Em junho, lancei um romance em versão artesanal que me deu muita satisfação. Agora, estou escrevendo outro. Espero terminar a primeira versão final dele, que é uma continuação do último, chamado “O Município de Tormenta”. O próximo é “Alma de Subúrbio”.
E sobre o que fala?
É uma fantasia política de uma cidade violenta, quase uma distopia, tem um evento político que muda a história. Vem agora um personagem de outros livros meus, pós-revolução. Ele chega para descobrir o que acontece em Tormenta. Chama-se Silas e tem um livro chamado “Silas”. Ele cai de pára-quedas em Tormenta e vai ver o que aconteceu. A história é essa, um cronista fica contando episódios de violência, doméstica, pessoal, familiar, policial, e vai montando um enredo que culmina num atentado revolucionário.
Qual mensagem você pode deixar para novos escritores?

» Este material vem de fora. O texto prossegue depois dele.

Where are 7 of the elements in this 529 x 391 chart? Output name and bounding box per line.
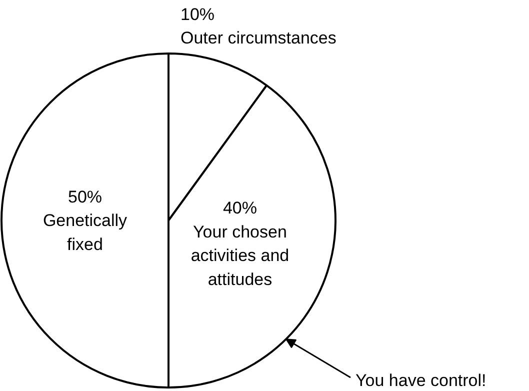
text: You have control! [356, 371, 486, 390]
slice-label: Genetically fixed [42, 211, 128, 254]
data-label: 10% [180, 4, 215, 24]
data-label: 50% [68, 187, 102, 206]
slice-label: Outer circumstances [180, 28, 336, 48]
data-label: 40% [222, 198, 257, 218]
slice-label: Your chosen activities and attitudes [190, 222, 290, 289]
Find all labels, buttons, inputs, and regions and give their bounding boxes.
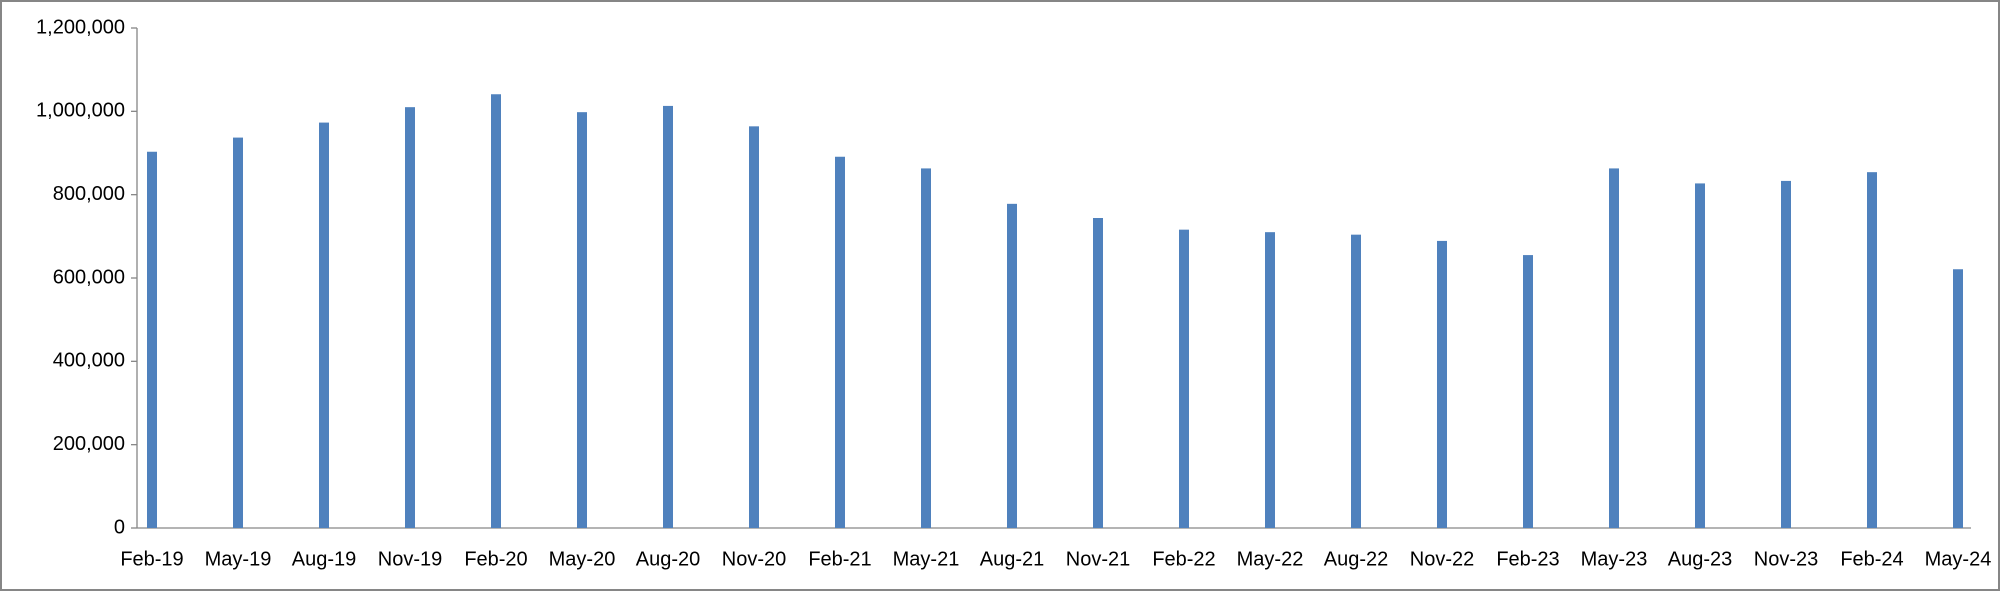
bar bbox=[921, 168, 931, 528]
bar bbox=[1179, 229, 1189, 528]
y-tick-label: 1,200,000 bbox=[36, 16, 125, 38]
x-tick-label: Nov-20 bbox=[722, 548, 786, 570]
bar bbox=[405, 107, 415, 529]
bar bbox=[1953, 269, 1963, 528]
x-tick-label: Aug-20 bbox=[636, 548, 701, 570]
x-tick-label: Feb-23 bbox=[1496, 548, 1559, 570]
bar bbox=[1609, 168, 1619, 528]
x-tick-label: Feb-21 bbox=[808, 548, 871, 570]
x-tick-label: Nov-23 bbox=[1754, 548, 1818, 570]
x-tick-label: Feb-20 bbox=[464, 548, 527, 570]
x-tick-label: Aug-19 bbox=[292, 548, 357, 570]
bar bbox=[1351, 234, 1361, 528]
x-tick-label: Nov-19 bbox=[378, 548, 442, 570]
x-tick-label: Feb-24 bbox=[1840, 548, 1903, 570]
x-tick-label: May-20 bbox=[549, 548, 616, 570]
bar bbox=[147, 151, 157, 528]
bar bbox=[1781, 180, 1791, 528]
x-tick-label: Feb-19 bbox=[120, 548, 183, 570]
bar bbox=[1523, 255, 1533, 529]
x-tick-label: May-22 bbox=[1237, 548, 1304, 570]
bar bbox=[1867, 172, 1877, 528]
bar bbox=[491, 94, 501, 528]
y-tick-label: 200,000 bbox=[53, 433, 125, 455]
bar bbox=[835, 156, 845, 528]
bar bbox=[1437, 240, 1447, 528]
x-tick-label: May-24 bbox=[1925, 548, 1992, 570]
bar bbox=[1007, 203, 1017, 529]
bar bbox=[233, 137, 243, 529]
bar bbox=[577, 112, 587, 529]
bar bbox=[319, 122, 329, 528]
x-tick-label: Feb-22 bbox=[1152, 548, 1215, 570]
bar bbox=[1695, 183, 1705, 528]
y-tick-label: 400,000 bbox=[53, 350, 125, 372]
y-tick-label: 1,000,000 bbox=[36, 100, 125, 122]
x-tick-label: Aug-21 bbox=[980, 548, 1045, 570]
x-tick-label: May-19 bbox=[205, 548, 272, 570]
x-tick-label: May-21 bbox=[893, 548, 960, 570]
x-tick-label: Nov-22 bbox=[1410, 548, 1474, 570]
bar bbox=[1265, 232, 1275, 528]
x-tick-label: Aug-22 bbox=[1324, 548, 1389, 570]
x-tick-label: Aug-23 bbox=[1668, 548, 1733, 570]
y-tick-label: 0 bbox=[114, 516, 125, 538]
y-tick-label: 600,000 bbox=[53, 266, 125, 288]
y-tick-label: 800,000 bbox=[53, 183, 125, 205]
x-tick-label: Nov-21 bbox=[1066, 548, 1130, 570]
bar bbox=[749, 126, 759, 528]
bar bbox=[1093, 218, 1103, 528]
bar bbox=[663, 105, 673, 529]
x-tick-label: May-23 bbox=[1581, 548, 1648, 570]
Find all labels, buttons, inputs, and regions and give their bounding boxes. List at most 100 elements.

Eu acho que todas as pessoas têm que ler e o jovem escritor tem que ler mais ainda. Não pode querer só ser visto, se quiser ser visto, coloca uma melancia no pescoço e vai para cima de um prédio. Agora, se quiser fazer uma obra literária tem que ler e consumir literatura. O estudante de medicina estuda toda a medicina, pratica milhões de testes antes de tocar no corpo humano, para qualquer coisa, como para por um termômetro. Por que o escritor tem que dizer “aprendi a escrever, vou escrever?” Tem que ler muito e aprender, saber o que já foi publicado, em que campo está entrando. Vai lendo e escrevendo, ser visto é bobagem. O que pode dar satisfação é a obra ser reconhecida. Literatura não tem nada com querer aparecer. Sua obra tem que ser lida e para ser lida tem que ser boa, tem que ser testada, faz um, faz dois, tenta. Sobre a internet, a visibilidade é legal, ela te dá um retorno rápido, mas eu não recomendo ninguém que faça um texto hoje e publique amanhã.